Le Taj Mahal et moi
Comment appréhender la magnificence du Taj Mahal lorsqu’on voyage seul, à pied, parmi des inconnus ? Voici le récit d’un lecteur.
En route vers Agra
AGRA, Inde – Trente‑trois kilomètres. Trente‑deux. Trente‑une. Chaque panneau défile sous mes yeux. Le Taj Mahal m’attend. Puis un train de nuit vers Varanasi. Je me tiens dans l’embrasure d’un bus bondé, le moteur crache des nuées de fumée noire, les villageois se pressent à monter et descendre. Et cela ne me dérange pas. C’est l’Inde, comme les habitants le répètent sans cesse, et je suis en route vers le Taj.
Des chevaux‑têtes claquent alors que le conducteur à visage de pierre fonce au milieu de la route, forçant les ouvriers du chantier à se pousser sur le côté. Sept. Six. Attends, attends, attends le passage d’un train ridiculement court. Cinq. Je ne prête même pas attention à la femme avec son ours dansant au bord du chemin ; je veux juste arriver.

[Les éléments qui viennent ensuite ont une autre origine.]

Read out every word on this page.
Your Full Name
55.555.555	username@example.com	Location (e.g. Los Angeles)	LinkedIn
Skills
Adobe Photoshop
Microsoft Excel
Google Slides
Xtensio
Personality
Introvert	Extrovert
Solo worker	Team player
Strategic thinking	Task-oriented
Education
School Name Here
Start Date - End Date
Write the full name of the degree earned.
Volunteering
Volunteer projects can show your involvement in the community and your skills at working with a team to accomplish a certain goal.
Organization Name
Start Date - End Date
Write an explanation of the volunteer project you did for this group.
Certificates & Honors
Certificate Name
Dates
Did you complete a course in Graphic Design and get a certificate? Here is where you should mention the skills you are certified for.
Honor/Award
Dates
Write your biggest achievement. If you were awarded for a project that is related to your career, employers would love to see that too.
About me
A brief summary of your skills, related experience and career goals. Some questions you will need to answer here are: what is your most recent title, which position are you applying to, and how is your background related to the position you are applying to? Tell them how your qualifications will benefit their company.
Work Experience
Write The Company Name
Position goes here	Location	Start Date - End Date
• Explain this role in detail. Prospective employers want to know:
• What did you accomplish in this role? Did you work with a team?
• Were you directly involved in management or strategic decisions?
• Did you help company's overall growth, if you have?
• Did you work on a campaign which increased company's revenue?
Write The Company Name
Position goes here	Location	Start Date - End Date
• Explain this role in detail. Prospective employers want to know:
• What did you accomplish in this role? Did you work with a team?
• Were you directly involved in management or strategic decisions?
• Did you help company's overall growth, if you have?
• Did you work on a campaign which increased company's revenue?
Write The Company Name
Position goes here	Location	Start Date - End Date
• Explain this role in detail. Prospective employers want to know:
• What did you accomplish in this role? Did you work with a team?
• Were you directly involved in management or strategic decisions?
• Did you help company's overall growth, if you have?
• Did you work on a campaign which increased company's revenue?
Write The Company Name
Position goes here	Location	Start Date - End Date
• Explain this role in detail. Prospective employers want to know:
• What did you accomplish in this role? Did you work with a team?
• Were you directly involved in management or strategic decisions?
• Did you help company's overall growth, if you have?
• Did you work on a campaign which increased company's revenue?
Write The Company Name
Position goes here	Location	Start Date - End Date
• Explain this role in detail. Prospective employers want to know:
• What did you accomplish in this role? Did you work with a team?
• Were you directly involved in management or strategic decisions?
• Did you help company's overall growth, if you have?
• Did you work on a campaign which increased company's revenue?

Après six semaines en Inde, j’ai enfin abandonné mon air blasé et je suis réellement enthousiaste.
Le Taj Mahal
À la gare routière d’Agra, je me tourne vers le conducteur d’autorickshaw et lui dis : « Emmène‑moi au Taj ! ». Et nous partons.
Le Taj Mahal. Dômes de marbre qui semblent surgir des nuages, une symétrie blanche qui évoque un rêve, une scène tirée des Mille et Une Nuits, un édifice dédié à l’amour. Je m’avance le long du promenade bordée de bassins rectangulaires, les yeux grands ouverts, fasciné, comme si je n’en croyais pas mes yeux.
Un palais imaginaire, une fantaisie architecturale, le geste de l’empereur Shah Jahan pour sa bien‑aimée Mumtaz Mahal. Des couples se tiennent la main, poussent des poussettes ; des familles de quatre ou cinq personnes flânent, s’arrêtant de temps à autre pour poser pour des photos. Certains pique-niquent sur l’herbe. Tout le monde sourit.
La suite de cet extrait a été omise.